Letter to MN Senators - "Seven Concerns"

DATE: March 27, 2004

TO: All Minnesota State Senators

FROM: Twila Brase, RN,
Citizens' Council on Health Care
1954 University Ave. W, Ste. 8
St. Paul, MN 55104
Phone: 651-646-8935

RE: Senate File 1760

Please consider the following SEVEN concerns regarding SF 1760, the likely omnibus health and human services bill:

1) STATE-ISSUED TREATMENT PROTOCOLS: State officials will make a list of medical practices they think physicians and other practitioners should follow. Medical decision-making at the state level will be vulnerable to discriminatory value judgments, influenced by political and rationing agendas, and unable to address the unique needs of individual and complex patients. This is not the proper role of government, and it could prove life-threatening for patients. (Section 8)

2) GOVERNMENT POWER: State officials will set criteria for determining so-called "best practices," collect and report data on provider adherence to these treatment protocols, and be empowered to withhold partial payment for failure to comply. The power to evaluate practice, pronounce judgment, and penalize practitioners may lead to less care, provision of standardized care that does not meet the unique needs of individual patients, medical malpractice litigation and, as the federally-funded Institute of Medicine wrote in a report on patient safety, skewed data from doctors willing to game the system to protect themselves and their patients. (Section 8)

3) PATIENT PRIVACY INFRINGED: To monitor and report adherence to state-issued treatment protocols, state officials will be authorized to access and use private patient medical record information. This violates the right of patients to keep their medical records and private lives free from government inspection. Patient care will be impacted. In 1999, the California Healthcare Foundation found 15% of Americans already protecting their privacy by falsifying clinic questionnaires, using pseudonyms, asking doctors to omit data, and paying cash though insured. (Section 8)

4) MANDATORY ELECTRONIC HEALTH DATA SYSTEMS: Doctors, clinics, hospitals and health plans must have in place a government-designed and government-approved electronic medical records system by January 1, 2010. This could be used to facilitate monitoring, reporting, and patient identification (see #2,#3,#6). A biometric patient identification system must also be included (fingerprint requirement for care?). (Section 9)

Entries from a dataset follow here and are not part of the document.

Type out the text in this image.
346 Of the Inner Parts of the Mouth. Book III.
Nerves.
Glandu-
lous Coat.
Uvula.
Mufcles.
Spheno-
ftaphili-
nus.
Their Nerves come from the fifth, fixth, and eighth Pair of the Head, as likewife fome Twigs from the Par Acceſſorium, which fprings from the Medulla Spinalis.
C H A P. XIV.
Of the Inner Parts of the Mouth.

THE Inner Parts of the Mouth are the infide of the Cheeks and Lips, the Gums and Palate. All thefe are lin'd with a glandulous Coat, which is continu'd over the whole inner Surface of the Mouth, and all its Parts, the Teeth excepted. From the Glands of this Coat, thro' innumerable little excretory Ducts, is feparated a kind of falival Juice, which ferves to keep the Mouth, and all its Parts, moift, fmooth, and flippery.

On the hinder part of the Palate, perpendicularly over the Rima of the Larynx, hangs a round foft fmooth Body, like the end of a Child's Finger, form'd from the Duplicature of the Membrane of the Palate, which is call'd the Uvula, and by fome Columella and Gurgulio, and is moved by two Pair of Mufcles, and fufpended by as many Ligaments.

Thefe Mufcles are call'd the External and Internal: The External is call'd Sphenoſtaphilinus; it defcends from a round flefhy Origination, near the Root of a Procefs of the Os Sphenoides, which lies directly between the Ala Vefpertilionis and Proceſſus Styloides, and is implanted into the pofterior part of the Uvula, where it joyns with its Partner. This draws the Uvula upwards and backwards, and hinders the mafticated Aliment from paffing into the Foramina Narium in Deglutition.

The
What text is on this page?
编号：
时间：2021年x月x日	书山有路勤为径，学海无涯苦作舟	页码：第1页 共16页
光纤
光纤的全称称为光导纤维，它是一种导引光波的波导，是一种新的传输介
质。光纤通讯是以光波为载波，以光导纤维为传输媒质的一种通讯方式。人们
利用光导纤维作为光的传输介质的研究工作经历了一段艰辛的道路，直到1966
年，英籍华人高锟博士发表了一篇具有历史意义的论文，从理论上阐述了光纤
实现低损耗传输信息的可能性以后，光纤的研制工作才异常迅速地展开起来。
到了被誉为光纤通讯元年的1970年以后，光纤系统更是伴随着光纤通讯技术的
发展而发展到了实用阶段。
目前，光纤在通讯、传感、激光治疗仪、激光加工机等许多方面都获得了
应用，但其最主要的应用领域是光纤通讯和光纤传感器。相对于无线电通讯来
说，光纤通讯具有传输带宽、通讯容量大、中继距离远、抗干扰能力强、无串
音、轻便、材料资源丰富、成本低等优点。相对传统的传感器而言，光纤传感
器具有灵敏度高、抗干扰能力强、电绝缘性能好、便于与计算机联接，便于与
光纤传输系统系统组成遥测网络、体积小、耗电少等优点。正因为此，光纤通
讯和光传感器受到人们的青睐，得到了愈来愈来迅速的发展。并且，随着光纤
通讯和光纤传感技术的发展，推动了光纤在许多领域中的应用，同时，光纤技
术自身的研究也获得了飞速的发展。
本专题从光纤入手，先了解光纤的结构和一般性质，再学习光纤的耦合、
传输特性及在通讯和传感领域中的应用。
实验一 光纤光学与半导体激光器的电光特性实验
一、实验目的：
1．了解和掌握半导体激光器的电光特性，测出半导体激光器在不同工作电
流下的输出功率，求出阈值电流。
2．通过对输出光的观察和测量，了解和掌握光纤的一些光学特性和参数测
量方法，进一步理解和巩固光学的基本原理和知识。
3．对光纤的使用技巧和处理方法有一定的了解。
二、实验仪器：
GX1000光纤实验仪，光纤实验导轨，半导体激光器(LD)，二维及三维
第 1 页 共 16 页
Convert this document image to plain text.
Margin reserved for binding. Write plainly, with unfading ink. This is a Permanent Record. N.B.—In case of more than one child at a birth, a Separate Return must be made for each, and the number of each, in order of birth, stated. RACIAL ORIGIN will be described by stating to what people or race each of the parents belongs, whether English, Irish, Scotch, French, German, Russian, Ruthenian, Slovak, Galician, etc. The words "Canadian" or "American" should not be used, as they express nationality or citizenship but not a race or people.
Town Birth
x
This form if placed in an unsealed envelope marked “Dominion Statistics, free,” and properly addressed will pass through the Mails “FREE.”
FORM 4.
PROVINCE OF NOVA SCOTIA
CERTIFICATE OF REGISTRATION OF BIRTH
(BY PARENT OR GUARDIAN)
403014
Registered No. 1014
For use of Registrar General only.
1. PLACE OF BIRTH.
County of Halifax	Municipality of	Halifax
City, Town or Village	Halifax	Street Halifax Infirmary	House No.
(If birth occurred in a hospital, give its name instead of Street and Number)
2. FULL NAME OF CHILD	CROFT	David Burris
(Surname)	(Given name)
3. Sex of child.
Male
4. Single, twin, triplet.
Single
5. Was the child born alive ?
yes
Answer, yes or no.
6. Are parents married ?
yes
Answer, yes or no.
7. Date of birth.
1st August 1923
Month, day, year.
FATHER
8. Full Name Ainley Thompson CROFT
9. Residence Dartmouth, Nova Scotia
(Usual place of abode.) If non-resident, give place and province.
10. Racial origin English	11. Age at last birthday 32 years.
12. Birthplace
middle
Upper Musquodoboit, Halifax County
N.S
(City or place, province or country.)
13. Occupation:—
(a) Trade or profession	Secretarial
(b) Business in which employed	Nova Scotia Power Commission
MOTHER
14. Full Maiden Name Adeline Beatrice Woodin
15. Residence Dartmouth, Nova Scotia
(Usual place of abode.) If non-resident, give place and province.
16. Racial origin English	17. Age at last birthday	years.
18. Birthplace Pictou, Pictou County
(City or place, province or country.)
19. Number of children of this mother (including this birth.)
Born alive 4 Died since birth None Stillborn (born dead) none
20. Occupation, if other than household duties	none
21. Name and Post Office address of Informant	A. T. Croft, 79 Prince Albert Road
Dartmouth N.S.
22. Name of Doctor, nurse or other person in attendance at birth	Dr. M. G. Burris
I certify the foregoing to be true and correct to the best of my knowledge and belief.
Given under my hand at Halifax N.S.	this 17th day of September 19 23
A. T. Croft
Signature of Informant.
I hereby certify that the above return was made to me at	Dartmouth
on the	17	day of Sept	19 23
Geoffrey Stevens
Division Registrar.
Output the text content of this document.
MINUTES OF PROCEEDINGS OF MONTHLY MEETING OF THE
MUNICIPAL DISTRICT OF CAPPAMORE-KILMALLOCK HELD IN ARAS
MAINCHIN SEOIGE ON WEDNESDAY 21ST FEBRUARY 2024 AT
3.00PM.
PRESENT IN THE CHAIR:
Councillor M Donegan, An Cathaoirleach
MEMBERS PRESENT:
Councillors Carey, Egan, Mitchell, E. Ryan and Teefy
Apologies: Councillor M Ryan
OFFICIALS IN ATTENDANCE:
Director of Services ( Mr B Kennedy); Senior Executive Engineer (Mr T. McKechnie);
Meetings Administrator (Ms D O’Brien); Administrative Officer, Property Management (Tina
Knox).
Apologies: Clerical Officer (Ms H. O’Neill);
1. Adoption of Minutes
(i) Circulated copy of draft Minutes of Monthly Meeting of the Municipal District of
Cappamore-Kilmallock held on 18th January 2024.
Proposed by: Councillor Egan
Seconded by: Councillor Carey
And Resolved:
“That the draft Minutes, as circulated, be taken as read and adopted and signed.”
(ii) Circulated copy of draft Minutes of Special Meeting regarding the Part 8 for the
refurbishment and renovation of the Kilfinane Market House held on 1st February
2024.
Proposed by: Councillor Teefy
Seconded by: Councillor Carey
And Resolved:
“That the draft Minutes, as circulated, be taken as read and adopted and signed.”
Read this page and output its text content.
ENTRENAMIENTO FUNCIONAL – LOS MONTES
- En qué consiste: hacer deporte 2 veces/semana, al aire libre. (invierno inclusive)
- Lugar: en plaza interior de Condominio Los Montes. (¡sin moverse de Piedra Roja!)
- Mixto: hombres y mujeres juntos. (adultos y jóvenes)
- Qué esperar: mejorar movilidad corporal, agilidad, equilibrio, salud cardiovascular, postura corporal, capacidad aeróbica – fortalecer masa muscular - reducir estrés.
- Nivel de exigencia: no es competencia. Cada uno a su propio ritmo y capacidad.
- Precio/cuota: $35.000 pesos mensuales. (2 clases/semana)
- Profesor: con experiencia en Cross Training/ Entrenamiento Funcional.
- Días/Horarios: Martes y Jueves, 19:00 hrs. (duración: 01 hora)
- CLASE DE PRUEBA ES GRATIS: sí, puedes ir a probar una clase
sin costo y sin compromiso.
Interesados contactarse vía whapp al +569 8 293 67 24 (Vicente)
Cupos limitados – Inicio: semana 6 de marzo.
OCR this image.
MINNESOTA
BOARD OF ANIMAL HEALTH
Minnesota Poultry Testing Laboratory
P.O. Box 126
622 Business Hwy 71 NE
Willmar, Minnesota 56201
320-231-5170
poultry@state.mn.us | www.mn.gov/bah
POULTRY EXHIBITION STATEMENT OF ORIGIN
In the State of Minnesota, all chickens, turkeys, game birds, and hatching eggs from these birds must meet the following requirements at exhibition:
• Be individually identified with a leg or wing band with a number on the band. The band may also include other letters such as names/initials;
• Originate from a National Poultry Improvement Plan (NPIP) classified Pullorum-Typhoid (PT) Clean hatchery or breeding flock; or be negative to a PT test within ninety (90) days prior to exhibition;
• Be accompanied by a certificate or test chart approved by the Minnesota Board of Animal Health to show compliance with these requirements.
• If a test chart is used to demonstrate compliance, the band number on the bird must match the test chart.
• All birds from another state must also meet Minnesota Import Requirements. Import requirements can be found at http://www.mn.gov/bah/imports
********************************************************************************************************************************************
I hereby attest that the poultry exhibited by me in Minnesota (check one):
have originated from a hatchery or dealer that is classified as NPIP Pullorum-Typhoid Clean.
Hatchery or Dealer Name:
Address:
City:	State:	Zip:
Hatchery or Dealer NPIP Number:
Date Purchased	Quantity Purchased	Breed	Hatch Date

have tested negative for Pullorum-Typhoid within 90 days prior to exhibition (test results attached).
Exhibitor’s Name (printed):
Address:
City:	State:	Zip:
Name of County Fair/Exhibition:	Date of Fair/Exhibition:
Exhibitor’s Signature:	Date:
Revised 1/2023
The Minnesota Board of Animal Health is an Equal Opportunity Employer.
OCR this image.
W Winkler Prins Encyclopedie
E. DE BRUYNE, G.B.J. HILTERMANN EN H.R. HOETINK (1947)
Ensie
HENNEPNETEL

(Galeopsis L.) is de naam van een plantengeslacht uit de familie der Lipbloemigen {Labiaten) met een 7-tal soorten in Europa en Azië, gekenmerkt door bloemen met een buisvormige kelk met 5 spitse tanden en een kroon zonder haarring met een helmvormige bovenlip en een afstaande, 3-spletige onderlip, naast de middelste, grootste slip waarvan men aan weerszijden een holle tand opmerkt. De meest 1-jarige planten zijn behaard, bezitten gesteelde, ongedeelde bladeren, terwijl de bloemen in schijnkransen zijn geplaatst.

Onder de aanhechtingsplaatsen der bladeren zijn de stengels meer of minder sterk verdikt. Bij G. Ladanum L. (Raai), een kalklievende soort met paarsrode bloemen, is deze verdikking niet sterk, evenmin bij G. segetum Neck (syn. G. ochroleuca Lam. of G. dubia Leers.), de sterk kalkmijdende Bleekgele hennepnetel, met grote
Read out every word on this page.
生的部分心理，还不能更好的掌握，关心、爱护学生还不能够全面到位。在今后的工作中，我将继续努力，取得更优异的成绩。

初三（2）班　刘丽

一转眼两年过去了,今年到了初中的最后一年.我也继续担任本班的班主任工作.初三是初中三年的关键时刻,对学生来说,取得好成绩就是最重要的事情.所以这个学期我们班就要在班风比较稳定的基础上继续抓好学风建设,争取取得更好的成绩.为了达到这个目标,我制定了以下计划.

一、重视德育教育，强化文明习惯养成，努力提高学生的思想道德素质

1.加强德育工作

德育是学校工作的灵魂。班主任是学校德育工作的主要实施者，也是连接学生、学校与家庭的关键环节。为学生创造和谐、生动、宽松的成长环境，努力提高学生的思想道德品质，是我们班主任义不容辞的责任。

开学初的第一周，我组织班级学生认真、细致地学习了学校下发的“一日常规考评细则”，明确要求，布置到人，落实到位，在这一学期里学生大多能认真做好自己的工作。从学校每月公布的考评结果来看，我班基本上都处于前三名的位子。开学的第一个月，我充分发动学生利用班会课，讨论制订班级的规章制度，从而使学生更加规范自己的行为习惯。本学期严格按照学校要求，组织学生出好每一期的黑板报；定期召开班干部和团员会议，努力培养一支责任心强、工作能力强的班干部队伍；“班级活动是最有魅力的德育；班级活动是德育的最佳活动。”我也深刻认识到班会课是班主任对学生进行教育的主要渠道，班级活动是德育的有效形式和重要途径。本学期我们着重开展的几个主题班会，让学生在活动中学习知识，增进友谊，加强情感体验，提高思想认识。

5) HEALTH CARE RATIONING PLAN: State officials must create a list of diagnoses and treatments that will NOT be funded by the state's health care programs. This is a modified version of the Oregon Health (care rationing) Plan which was defeated last year. Doctors and hospitals that see state program recipients with these unfunded diagnoses must either "eat" the cost for treating the patient or comply with the state's rationing directive and send the patient home untreated. (Section 26)

6) MORE MANAGED CARE: "Disease managers" will look through private medical records and databases to identify and monitor people who have, or may be at risk for, certain health conditions. These individuals will be limited to certain providers, and the providers must follow the state's list of treatment protocols. If the State saves money, involved providers (unclear if this includes individual doctors) will get a bonus. (Sec. 27)

7) PRICE CONTROLS: Caps on health insurance premiums are proposed. The 1992 MN health care reform law, which also included growth limits, forced most health insurers out of Minnesota. A second round of price controls is not the answer to rising costs and limited choices. Far better to rebuild a competitive market through implementation of health savings accounts and other legislation that will encourage the return of departed health insurers. (Sec. 2)

CONCLUSION: The legislature should not authorize the establishment of a medical decision-making bureaucracy in state government. We believe this legislation is a giant step toward state-approved health care rationing and government control of the practice of medicine. These proposals violate the rights of citizens and patients, interfere in the patient-doctor relationship, and are inconsistent with a free society.

Thank you for your attention to these concerns.